Skip to contents

Outputs predicted values based on an lmstar fit and optionally prediction intervals based on the the (plug-in) predictive distribution for the STAR linear model

Usage

# S3 method for lmstar
predict(object, newdata = NULL, interval = FALSE, level = 0.95, N = 1000, ...)

Arguments

object

Object of class "lmstar" as output by lm_star

newdata

An optional matrix/data frame in which to look for variables with which to predict. If omitted, the fitted values are used.

interval

logical; whether or not to include prediction intervals (default FALSE)

level

Level for prediction intervals

N

number of Monte Carlo samples from the posterior predictive distribution used to approximate intervals; default is 1000

...

Ignored

Value

Either a a vector of predictions (if interval=FALSE) or a matrix of predictions and bounds with column names fit, lwr, and upr

Details

If interval=TRUE, then predict.lmstar uses a Monte Carlo approach to estimating the (plug-in) predictive distribution for the STAR linear model. The algorithm iteratively samples (i) the latent data given the observed data, (ii) the latent predictive data given the latent data from (i), and (iii) (inverse) transforms and rounds the latent predictive data to obtain a draw from the integer-valued predictive distribution.

The appropriate quantiles of these Monte Carlo draws are computed and reported as the prediction interval.

Note

The ``plug-in" predictive distribution is a crude approximation. Better approaches are available using the Bayesian models, e.g. blm_star, which provide samples from the posterior predictive distribution.

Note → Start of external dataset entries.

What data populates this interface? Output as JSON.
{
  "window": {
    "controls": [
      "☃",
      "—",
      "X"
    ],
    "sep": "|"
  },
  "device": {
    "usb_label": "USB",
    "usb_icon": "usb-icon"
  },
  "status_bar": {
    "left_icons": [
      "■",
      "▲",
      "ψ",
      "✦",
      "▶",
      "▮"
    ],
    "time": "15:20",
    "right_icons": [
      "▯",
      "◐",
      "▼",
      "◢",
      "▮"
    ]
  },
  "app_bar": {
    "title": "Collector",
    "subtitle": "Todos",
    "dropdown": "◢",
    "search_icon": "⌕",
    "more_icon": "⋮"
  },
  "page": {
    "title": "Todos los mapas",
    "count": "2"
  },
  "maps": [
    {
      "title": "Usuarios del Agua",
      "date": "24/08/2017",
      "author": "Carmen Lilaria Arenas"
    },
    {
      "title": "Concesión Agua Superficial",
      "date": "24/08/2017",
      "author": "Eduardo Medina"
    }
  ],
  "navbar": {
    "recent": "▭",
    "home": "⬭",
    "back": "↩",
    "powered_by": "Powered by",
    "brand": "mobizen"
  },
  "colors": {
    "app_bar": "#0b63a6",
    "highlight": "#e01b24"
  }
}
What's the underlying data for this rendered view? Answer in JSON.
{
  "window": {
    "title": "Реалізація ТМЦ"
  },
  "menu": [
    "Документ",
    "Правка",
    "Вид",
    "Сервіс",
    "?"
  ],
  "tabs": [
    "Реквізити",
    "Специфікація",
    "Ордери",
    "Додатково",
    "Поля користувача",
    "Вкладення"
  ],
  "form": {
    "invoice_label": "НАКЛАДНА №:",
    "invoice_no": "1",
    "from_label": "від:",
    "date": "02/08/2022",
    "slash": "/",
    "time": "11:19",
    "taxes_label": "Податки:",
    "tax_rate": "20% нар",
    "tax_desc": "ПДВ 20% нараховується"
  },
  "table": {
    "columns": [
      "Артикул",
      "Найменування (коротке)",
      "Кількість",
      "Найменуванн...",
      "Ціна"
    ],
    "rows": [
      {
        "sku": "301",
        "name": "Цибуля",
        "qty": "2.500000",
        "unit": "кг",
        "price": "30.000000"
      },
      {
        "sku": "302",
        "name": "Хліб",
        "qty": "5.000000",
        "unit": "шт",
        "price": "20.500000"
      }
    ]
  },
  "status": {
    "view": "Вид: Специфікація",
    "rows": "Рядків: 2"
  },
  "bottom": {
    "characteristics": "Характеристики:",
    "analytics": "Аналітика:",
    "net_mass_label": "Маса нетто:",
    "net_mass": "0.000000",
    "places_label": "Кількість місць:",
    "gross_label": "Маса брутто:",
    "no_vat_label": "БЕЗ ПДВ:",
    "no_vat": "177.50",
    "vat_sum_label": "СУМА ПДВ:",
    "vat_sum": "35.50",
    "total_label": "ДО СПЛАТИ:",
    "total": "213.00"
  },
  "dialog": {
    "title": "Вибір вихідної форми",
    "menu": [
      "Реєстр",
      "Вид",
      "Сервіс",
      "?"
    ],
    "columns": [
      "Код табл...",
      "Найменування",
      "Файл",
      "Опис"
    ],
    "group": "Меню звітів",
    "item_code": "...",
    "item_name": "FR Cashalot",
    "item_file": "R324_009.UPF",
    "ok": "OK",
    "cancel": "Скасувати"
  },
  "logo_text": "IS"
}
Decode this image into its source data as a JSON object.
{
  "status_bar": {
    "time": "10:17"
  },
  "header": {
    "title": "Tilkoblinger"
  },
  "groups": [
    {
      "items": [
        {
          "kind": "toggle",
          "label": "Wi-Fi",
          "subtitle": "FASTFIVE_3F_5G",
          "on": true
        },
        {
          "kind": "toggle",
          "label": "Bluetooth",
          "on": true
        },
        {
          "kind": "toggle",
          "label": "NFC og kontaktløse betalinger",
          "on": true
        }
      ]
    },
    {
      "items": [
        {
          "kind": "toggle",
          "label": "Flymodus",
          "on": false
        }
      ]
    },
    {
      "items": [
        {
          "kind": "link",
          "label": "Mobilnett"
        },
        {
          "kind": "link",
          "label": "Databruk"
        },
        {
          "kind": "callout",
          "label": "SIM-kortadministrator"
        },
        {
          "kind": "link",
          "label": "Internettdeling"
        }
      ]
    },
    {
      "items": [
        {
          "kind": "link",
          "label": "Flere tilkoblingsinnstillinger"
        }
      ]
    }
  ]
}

For highly skewed responses, prediction intervals especially at lower levels may not include the predicted value itself, since the mean is often much larger than the median.

Examples

# Simulate data with count-valued response y:
x = seq(0, 1, length.out = 100)
y = rpois(n = length(x), lambda = exp(1.5 + 5*(x -.5)^2))

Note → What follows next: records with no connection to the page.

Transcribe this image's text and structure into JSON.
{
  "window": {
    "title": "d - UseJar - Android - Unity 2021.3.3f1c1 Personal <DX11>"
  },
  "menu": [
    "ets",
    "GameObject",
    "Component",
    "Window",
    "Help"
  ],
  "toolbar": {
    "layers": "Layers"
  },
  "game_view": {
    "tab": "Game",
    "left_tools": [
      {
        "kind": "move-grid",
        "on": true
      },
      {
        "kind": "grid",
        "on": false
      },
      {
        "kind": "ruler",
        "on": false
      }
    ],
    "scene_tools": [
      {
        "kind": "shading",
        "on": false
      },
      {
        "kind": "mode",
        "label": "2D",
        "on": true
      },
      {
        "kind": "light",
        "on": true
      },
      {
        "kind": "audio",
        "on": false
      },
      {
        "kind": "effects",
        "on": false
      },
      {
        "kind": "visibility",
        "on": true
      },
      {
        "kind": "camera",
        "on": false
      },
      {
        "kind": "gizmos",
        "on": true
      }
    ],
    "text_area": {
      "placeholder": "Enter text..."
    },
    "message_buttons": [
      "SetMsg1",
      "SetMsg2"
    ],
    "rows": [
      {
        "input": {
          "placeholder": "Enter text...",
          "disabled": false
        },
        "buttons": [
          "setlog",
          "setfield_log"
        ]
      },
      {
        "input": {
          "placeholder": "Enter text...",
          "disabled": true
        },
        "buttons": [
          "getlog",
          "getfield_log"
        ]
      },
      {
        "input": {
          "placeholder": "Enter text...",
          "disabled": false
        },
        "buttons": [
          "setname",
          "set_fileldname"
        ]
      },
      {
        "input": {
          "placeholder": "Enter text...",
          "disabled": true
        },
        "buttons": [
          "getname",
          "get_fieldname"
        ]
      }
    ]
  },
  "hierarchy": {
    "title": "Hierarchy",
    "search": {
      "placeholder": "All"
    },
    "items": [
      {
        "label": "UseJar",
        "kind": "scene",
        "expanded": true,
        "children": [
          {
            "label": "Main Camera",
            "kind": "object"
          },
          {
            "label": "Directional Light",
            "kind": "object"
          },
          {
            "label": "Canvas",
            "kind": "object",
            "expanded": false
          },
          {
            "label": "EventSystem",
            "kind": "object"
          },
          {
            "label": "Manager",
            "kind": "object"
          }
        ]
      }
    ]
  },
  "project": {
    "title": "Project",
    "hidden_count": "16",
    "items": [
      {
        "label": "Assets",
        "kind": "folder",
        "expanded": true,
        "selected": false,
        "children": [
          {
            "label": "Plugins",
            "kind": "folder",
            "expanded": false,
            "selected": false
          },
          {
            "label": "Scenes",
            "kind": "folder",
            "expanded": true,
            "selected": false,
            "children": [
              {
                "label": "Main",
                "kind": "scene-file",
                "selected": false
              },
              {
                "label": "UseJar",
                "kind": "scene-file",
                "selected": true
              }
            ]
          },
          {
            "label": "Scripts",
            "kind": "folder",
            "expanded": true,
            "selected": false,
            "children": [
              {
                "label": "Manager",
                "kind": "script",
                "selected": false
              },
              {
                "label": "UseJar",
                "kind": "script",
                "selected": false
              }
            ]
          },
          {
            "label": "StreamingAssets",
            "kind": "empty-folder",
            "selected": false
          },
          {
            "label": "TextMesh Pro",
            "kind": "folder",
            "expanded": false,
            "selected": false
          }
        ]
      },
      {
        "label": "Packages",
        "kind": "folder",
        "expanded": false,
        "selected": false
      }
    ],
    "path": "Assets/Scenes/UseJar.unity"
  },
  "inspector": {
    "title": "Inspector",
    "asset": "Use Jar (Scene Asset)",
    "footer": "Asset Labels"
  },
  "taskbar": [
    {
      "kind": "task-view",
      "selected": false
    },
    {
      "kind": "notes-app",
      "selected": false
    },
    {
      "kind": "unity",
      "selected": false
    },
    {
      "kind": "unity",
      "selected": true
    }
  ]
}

# Estimate model--assume a quadratic effect (better for illustration purposes)
fit = lm_star(y~x+I(x^2), transformation = 'sqrt')

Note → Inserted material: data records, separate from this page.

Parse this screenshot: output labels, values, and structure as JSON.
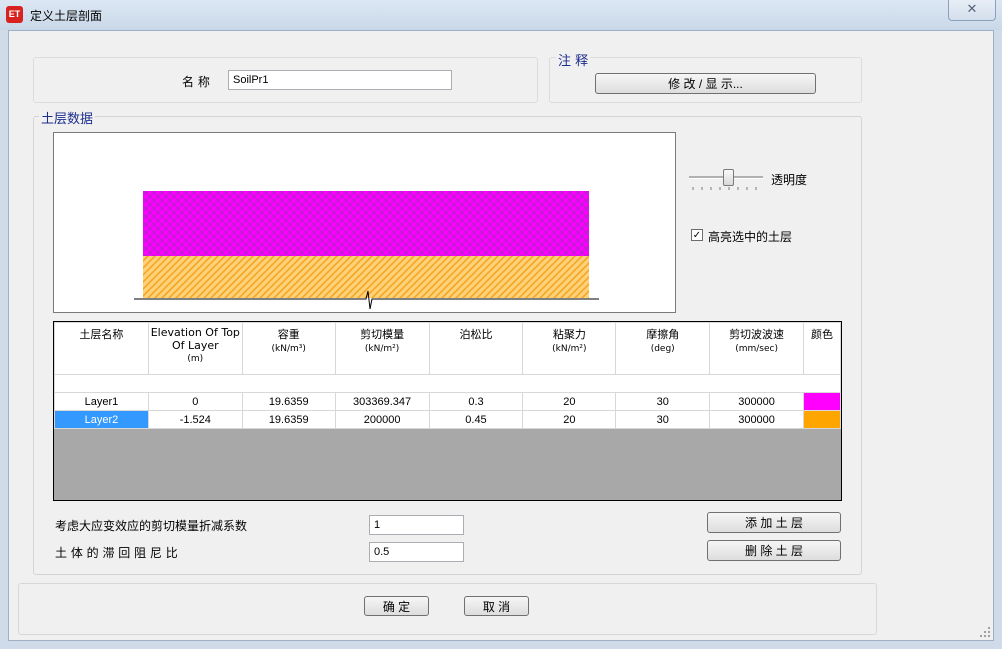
{
  "window": {
    "title": "定义土层剖面",
    "app_icon_text": "ET",
    "close_symbol": "✕"
  },
  "name_section": {
    "label": "名 称",
    "value": "SoilPr1"
  },
  "notes": {
    "legend": "注 释",
    "button": "修 改 / 显 示..."
  },
  "soil_data": {
    "legend": "土层数据",
    "transparency_label": "透明度",
    "highlight_label": "高亮选中的土层",
    "highlight_checked": true,
    "columns": [
      {
        "label": "土层名称",
        "unit": ""
      },
      {
        "label": "Elevation Of Top Of Layer",
        "unit": "(m)"
      },
      {
        "label": "容重",
        "unit": "(kN/m³)"
      },
      {
        "label": "剪切模量",
        "unit": "(kN/m²)"
      },
      {
        "label": "泊松比",
        "unit": ""
      },
      {
        "label": "粘聚力",
        "unit": "(kN/m²)"
      },
      {
        "label": "摩擦角",
        "unit": "(deg)"
      },
      {
        "label": "剪切波波速",
        "unit": "(mm/sec)"
      },
      {
        "label": "颜色",
        "unit": ""
      }
    ],
    "rows": [
      {
        "cells": [
          "Layer1",
          "0",
          "19.6359",
          "303369.347",
          "0.3",
          "20",
          "30",
          "300000"
        ],
        "color": "#ff00ff",
        "selected": false
      },
      {
        "cells": [
          "Layer2",
          "-1.524",
          "19.6359",
          "200000",
          "0.45",
          "20",
          "30",
          "300000"
        ],
        "color": "#ffa500",
        "selected": true
      }
    ]
  },
  "params": {
    "reduction_label": "考虑大应变效应的剪切模量折减系数",
    "reduction_value": "1",
    "damping_label": "土 体 的 滞 回 阻 尼 比",
    "damping_value": "0.5"
  },
  "buttons": {
    "add": "添 加 土 层",
    "delete": "删 除 土 层",
    "ok": "确 定",
    "cancel": "取 消"
  },
  "colors": {
    "layer1": "#ff00ff",
    "layer2": "#ffa500",
    "selection": "#3399ff",
    "legend_text": "#1c2e8c"
  }
}
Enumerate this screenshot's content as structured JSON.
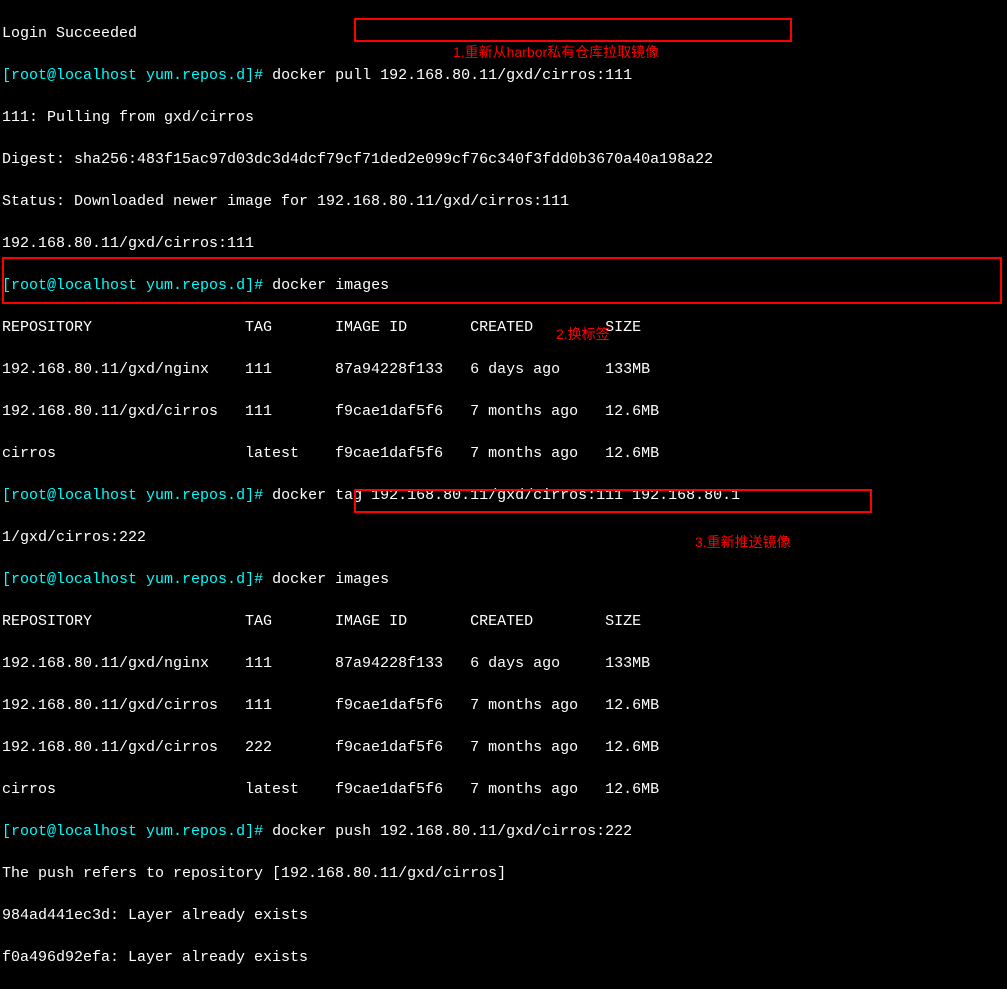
{
  "lines": {
    "l0": "Login Succeeded",
    "p1_open": "[",
    "p1_user": "root@localhost",
    "p1_path": " yum.repos.d",
    "p1_close": "]# ",
    "c1": "docker pull 192.168.80.11/gxd/cirros:111",
    "l2": "111: Pulling from gxd/cirros",
    "l3": "Digest: sha256:483f15ac97d03dc3d4dcf79cf71ded2e099cf76c340f3fdd0b3670a40a198a22",
    "l4": "Status: Downloaded newer image for 192.168.80.11/gxd/cirros:111",
    "l5": "192.168.80.11/gxd/cirros:111",
    "p2_open": "[",
    "p2_user": "root@localhost",
    "p2_path": " yum.repos.d",
    "p2_close": "]# ",
    "c2": "docker images",
    "h1": "REPOSITORY                 TAG       IMAGE ID       CREATED        SIZE",
    "r1_1": "192.168.80.11/gxd/nginx    111       87a94228f133   6 days ago     133MB",
    "r1_2": "192.168.80.11/gxd/cirros   111       f9cae1daf5f6   7 months ago   12.6MB",
    "r1_3": "cirros                     latest    f9cae1daf5f6   7 months ago   12.6MB",
    "p3_open": "[",
    "p3_user": "root@localhost",
    "p3_path": " yum.repos.d",
    "p3_close": "]# ",
    "c3": "docker tag 192.168.80.11/gxd/cirros:111 192.168.80.1",
    "l11": "1/gxd/cirros:222",
    "p4_open": "[",
    "p4_user": "root@localhost",
    "p4_path": " yum.repos.d",
    "p4_close": "]# ",
    "c4": "docker images",
    "h2": "REPOSITORY                 TAG       IMAGE ID       CREATED        SIZE",
    "r2_1": "192.168.80.11/gxd/nginx    111       87a94228f133   6 days ago     133MB",
    "r2_2": "192.168.80.11/gxd/cirros   111       f9cae1daf5f6   7 months ago   12.6MB",
    "r2_3": "192.168.80.11/gxd/cirros   222       f9cae1daf5f6   7 months ago   12.6MB",
    "r2_4": "cirros                     latest    f9cae1daf5f6   7 months ago   12.6MB",
    "p5_open": "[",
    "p5_user": "root@localhost",
    "p5_path": " yum.repos.d",
    "p5_close": "]# ",
    "c5": "docker push 192.168.80.11/gxd/cirros:222",
    "l19": "The push refers to repository [192.168.80.11/gxd/cirros]",
    "l20": "984ad441ec3d: Layer already exists",
    "l21": "f0a496d92efa: Layer already exists"
  },
  "annotations": {
    "a1": "1.重新从harbor私有仓库拉取镜像",
    "a2": "2.换标签",
    "a3": "3.重新推送镜像"
  }
}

#Compute the predictive draws for the test points (same as observed points here)
#Also compute intervals using plug-in predictive distribution
y_pred = predict(fit, interval=TRUE)

# Plot the results
plot(x, y, ylim = range(y, y_pred), main = 'STAR: Predictions and 95% PI')
lines(x,y_pred[,"fit"], col='black', type='s', lwd=4)
lines(x, y_pred[,"lwr"], col='darkgray', type='s', lwd=4)
lines(x, y_pred[,"upr"], col='darkgray', type='s', lwd=4)